Darío levantó la vista y miró primero a Filocles y luego a Kineas. Asintió, aunque con cierta vacilación.
Los ojos de Kineas volvieron al círculo.
—Avanzaremos hacia el sur, adentrándonos en el valle del Oxus, manteniéndonos ocultos a todos excepto a los sármatas en la medida de lo posible. Ataelo me asegura que puede hacerse. Allí aguardaremos los informes de nuestros exploradores. Uno de los tres nos traerá noticias de Srayanka. Sólo entonces actuaremos. Hasta entonces no habrá ninguna incursión, ningún acto de venganza.
Sus ojos se apartaron de los griegos para dirigirse a Parshtaevalt y a los jefes de los clanes sakje. El joven Bain, el más desenfrenado de los jefes, le sostuvo la mirada.
—¡Esto va por ti, Bain! —gritó Kineas—. Si montas una incursión sin permiso, serás expulsado.
Bain lo fulminó con la mirada.
—¿Tendremos venganza? —preguntó.
Kineas asintió.
—Lo prometo —dijo.
Bain se puso en pie.
—Yo, Bain, el Arco del Oeste, juro no levantar la mano hasta que regresen los exploradores.
Los demás jefes, hombres y mujeres, asintieron con aprobación.
A la mañana siguiente Ataelo, Filocles y Darío abandonaron el campamento a orillas del río con sendas comitivas de miembros de las tribus, guías y reatas de caballos. Kineas tuvo que quedarse junto al río, entrenando a su caballería, mordiéndose la mejilla con preocupación durante el día y soñando con guerras, desastres y muerte por la noche.
Al cabo de una semana, los escoltas de Lot llegaron al campamento y ambos grupos se mezclaron. La hierba había desaparecido del lugar donde los sakje habían acampado y ambas tribus se desplazaron al norte y el oeste siguiendo el curso del río. Sus exploradores encontraron franjas de hierba pisoteada y las huellas de miles de cascos en la principal ruta comercial que cruzaba el Oxus justo al norte del Polytimeros.

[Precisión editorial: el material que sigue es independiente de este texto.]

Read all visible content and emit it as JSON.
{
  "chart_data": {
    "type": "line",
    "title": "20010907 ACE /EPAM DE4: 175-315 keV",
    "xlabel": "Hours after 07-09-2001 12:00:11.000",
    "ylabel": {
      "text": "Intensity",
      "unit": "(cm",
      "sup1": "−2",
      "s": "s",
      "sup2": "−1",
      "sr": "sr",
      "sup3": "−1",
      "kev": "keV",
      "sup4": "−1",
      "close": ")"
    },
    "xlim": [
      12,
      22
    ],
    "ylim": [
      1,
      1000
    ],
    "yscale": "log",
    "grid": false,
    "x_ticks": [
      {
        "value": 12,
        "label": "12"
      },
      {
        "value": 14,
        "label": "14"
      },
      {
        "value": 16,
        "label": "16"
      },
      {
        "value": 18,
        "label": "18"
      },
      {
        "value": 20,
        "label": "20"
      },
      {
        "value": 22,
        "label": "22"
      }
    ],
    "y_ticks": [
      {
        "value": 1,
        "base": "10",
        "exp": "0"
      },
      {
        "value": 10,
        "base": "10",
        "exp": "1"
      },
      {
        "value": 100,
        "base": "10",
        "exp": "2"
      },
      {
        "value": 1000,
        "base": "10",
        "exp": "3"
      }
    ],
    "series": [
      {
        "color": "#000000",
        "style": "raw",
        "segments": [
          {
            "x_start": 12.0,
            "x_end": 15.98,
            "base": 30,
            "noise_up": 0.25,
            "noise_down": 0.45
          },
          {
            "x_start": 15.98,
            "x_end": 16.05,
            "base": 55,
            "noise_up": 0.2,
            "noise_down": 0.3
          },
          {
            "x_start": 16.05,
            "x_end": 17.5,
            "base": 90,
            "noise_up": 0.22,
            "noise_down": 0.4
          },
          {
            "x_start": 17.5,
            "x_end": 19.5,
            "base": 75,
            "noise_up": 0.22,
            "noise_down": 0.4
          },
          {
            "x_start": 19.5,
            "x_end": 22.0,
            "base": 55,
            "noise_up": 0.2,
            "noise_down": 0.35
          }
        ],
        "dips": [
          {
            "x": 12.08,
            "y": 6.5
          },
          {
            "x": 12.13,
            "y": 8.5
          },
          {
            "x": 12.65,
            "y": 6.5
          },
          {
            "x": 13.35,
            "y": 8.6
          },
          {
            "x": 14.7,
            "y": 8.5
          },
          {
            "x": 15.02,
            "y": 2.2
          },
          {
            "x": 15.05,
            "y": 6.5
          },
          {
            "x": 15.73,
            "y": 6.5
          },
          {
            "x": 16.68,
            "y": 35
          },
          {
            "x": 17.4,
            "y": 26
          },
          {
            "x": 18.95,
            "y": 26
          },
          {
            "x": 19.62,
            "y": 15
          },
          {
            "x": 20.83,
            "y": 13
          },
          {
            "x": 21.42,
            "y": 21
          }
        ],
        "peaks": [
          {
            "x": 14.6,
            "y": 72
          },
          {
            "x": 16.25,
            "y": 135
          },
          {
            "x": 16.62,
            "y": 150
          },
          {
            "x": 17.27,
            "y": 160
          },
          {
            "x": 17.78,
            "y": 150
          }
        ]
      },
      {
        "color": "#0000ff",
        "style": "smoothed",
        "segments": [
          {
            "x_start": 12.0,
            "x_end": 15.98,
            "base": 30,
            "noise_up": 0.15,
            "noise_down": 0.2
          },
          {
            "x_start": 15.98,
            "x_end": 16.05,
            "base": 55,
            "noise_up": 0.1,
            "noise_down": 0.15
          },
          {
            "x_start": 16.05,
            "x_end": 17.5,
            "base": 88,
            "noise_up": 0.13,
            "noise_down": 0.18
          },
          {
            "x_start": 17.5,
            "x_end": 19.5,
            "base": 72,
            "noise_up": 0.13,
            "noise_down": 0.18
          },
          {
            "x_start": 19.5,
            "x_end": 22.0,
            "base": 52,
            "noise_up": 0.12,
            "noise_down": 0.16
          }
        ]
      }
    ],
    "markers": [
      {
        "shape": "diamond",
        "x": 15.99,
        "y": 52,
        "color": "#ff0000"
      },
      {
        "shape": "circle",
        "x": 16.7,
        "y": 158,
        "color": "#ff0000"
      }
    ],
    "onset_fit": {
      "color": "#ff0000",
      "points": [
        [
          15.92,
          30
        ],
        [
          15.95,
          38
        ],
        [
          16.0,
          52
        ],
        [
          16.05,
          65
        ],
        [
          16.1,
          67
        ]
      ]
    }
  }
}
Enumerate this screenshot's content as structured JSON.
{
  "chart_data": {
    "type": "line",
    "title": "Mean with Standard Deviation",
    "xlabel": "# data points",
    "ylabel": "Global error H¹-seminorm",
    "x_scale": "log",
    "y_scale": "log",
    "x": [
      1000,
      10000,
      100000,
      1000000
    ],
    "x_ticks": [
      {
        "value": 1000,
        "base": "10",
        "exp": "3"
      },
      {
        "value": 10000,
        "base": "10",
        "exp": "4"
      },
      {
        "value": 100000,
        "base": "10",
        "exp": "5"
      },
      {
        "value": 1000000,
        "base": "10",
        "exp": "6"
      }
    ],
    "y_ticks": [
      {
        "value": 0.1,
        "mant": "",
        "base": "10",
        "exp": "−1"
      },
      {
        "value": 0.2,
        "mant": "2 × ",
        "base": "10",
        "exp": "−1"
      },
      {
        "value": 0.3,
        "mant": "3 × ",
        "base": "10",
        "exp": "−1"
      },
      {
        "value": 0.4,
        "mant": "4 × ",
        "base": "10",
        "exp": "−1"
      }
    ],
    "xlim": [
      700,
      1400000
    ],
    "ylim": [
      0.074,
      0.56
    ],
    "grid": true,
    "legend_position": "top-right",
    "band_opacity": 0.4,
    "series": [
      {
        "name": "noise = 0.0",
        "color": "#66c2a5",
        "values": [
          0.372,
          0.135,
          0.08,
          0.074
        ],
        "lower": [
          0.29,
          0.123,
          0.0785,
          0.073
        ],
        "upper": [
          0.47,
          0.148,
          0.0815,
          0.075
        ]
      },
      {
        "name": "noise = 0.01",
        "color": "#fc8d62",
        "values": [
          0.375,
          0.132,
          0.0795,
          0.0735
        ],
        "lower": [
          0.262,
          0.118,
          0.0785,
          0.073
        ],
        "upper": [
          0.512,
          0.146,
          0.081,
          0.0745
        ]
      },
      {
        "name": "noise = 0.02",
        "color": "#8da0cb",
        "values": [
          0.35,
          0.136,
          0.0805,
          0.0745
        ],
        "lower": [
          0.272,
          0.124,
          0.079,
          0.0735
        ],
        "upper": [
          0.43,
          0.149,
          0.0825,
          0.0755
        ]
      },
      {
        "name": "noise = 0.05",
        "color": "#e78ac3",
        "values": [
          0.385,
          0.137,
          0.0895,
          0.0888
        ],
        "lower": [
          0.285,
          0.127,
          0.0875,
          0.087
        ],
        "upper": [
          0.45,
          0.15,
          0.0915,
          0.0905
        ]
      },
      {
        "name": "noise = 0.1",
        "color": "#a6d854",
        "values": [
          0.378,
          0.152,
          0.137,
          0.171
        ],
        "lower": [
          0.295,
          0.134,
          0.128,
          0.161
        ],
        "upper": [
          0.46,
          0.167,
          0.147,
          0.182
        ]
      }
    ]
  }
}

Los sakje avanzaban hacia el este.
Kineas siguió avanzando hacia Oriente durante cinco días y luego dio descanso a sus olbianos, con Lot a un día de marcha tras ellos, más cerca de la ribera del Oxus. Sus manadas de caballos eran demasiado grandes para que fuera fácil acampar juntos cuando escaseaba la hierba, aunque había un constante tráfico en ambos sentidos, tráfico en el que León y Mosva participaban. La guerra y la caminata habían contribuido a que surgieran lazos de amistad y matrimonios mixtos, y Kineas se había fijado en que pertenecer a una tribu no era tanto una cuestión racial como de tradición, y cuando una familia prefería a un jefe distinto del suyo, trasladaba sus caballos a la manada de aquél y se unían a su tribu.